Dans la nuit du 5 au 6 décembre, une attaque au rançongiciel [qui chiffre des données et réclame le paiement d’une importante rançon pour rétablir l’accès] a frappé les serveurs du Syndicat intercommunal d’informatique (SII) de Bobigny, dont dépendent plusieurs municipalités et organismes publics du département.
Depuis, les mairies de plusieurs villes de Seine-Saint-Denis se rabattent sur les moyens du bord pour assurer le service public après une importante attaque informatique : retour au papier et au stylo, à défaut d’avoir Internet. Administration la plus exposée aux infrastructures contaminées, la mairie de Bobigny a dû débrancher son accès à Internet pour tenter de limiter la propagation. Ne pouvant plus allumer les ordinateurs, privés de connexion, ses employés municipaux se sont retrouvés coupés du monde.

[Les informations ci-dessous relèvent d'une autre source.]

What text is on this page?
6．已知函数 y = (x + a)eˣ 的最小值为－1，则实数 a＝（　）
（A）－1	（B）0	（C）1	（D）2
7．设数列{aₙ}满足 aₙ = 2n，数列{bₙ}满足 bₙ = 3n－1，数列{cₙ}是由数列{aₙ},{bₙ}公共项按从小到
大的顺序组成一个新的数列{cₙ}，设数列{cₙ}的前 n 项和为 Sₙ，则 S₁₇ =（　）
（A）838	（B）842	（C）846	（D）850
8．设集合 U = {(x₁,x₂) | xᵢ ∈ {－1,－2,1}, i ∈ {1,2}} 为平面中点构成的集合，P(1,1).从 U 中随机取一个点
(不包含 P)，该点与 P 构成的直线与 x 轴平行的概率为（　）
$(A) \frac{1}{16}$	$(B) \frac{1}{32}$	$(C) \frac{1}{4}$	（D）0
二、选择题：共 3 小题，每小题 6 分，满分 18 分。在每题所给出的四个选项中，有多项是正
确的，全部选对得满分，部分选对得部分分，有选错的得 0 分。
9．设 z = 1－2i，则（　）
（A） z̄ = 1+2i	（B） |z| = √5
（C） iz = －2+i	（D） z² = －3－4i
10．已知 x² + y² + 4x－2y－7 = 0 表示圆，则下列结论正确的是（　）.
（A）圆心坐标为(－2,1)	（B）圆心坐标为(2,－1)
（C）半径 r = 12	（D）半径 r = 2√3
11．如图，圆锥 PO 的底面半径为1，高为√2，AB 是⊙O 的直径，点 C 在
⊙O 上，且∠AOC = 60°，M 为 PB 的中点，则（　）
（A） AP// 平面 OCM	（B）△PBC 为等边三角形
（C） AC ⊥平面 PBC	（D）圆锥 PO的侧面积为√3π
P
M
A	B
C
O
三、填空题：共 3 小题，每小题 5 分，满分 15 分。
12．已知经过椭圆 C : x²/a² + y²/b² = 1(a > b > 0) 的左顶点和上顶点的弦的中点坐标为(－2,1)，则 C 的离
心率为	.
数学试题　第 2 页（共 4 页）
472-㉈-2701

On peut encore se pacser, mais pas dissoudre un pacs
Or « nous avons un devoir de continuité du service public », explique Rached Zehou, conseiller municipal délégué à Bobigny et président du SII, en saluant « l’ingéniosité » des agents municipaux dans cette crise. Les adresses mails municipales ne sont plus accessibles ? Des boîtes Gmail temporaires sont créées pour pouvoir communiquer avec le public. Les postes fixes sont presque tous inutilisables ? Des boîtiers 4G sont installés dans certains services prioritaires pour leur permettre d’aller sur Internet depuis des ordinateurs portables.
Pour obtenir un acte de naissance ou de décès, les habitants doivent désormais se rendre en personne à l’état-civil et ne peuvent plus faire la démarche en ligne. Les factures pour les activités périscolaires ne peuvent être envoyées, ni les sommes encaissées. On peut encore se pacser, mais pas dissoudre un pacs.
Du jour au lendemain, « nous n’avions plus aucun mail »
A La Courneuve, autre ville fortement touchée mais moins lourdement que Bobigny, « on est en train de trouver un peu partout des solutions sous forme de tableaux Excel, d’archivage papier ou d’utilisation d’un autre logiciel », déclare son directeur général des services Anthony Giunta. Disposant de licences Microsoft, cette commune populaire de 45.000 habitants a pu ouvrir sur un autre serveur de nouvelles boîtes mails pour les agents en ayant le plus besoin. Mais ils n’ont plus ni leur historique de messages ni leur carnet de contacts.
Du jour au lendemain, « nous n’avions plus aucun mail. Entre parenthèses ce n’est pas si désagréable que ça au début, mais ça pose un vrai souci au niveau de la circulation de l’information », note Anthony Giunta.
Hors de question de payer la rançon de quatre millions d’euros
Aucun retour à la normale n’est en vue pour le moment. Hors de question, évidemment, de payer la rançon de quatre millions d’euros demandée par les pirates. Avant de pouvoir rallumer entièrement les serveurs, les autorités doivent s’assurer que la menace a été circonscrite et que les systèmes ne risquent pas une nouvelle attaque aussitôt après.
Au Blanc-Mesnil, les dommages sont plus circonscrits. Les mails fonctionnent toujours, mais certains logiciels professionnels nécessaires à la gestion des ressources humaines ou à l’urbanisme sont inaccessibles. En conséquence, les quelque 1.300 agents municipaux n’ont pas pu recevoir comme d’habitude leur paie de décembre avant Noël, elle ne leur sera versée que quelques jours après.
Privés de leur logiciel automatisé, les responsables des ressources humaines sont revenus à un certain artisanat. « Ça demande de travailler à l’ancienne. Ils reprennent les fiches une à une, refont les calculs à partir de ce qui a été payé le mois dernier. C’est plus compliqué à éplucher », indique le cabinet du maire Jean-Philippe Ranquet (Libres !).
Bondy, Pantin et Villepinte ont précédemment fait état d’agressions informatiques
Dans un récent rapport, l’Agence nationale de la sécurité des systèmes d’information (AnssiI) notait une accélération des attaques au rançongiciel contre les collectivités locales. Rien qu’en l’espace d’une année, pour la seule Seine-Saint-Denis, les villes de Bondy, Pantin et Villepinte ont précédemment fait état d’agressions informatiques d’ampleur affectant leur fonctionnement.
« Les collectivités territoriales ont des enjeux qui sont de plus en plus importants, nous gérons de grandes quantités de données, tant sur les salariés de la ville que sur nos habitants », analyse Rached Zehou, par ailleurs ingénieur informatique spécialisé dans le déploiement d’infrastructures. « L’État nous transfère de plus en plus de compétences, dit-il, ce qui demande plus de numérisation, sans que de l’autre côté les moyens pour se protéger suivent ».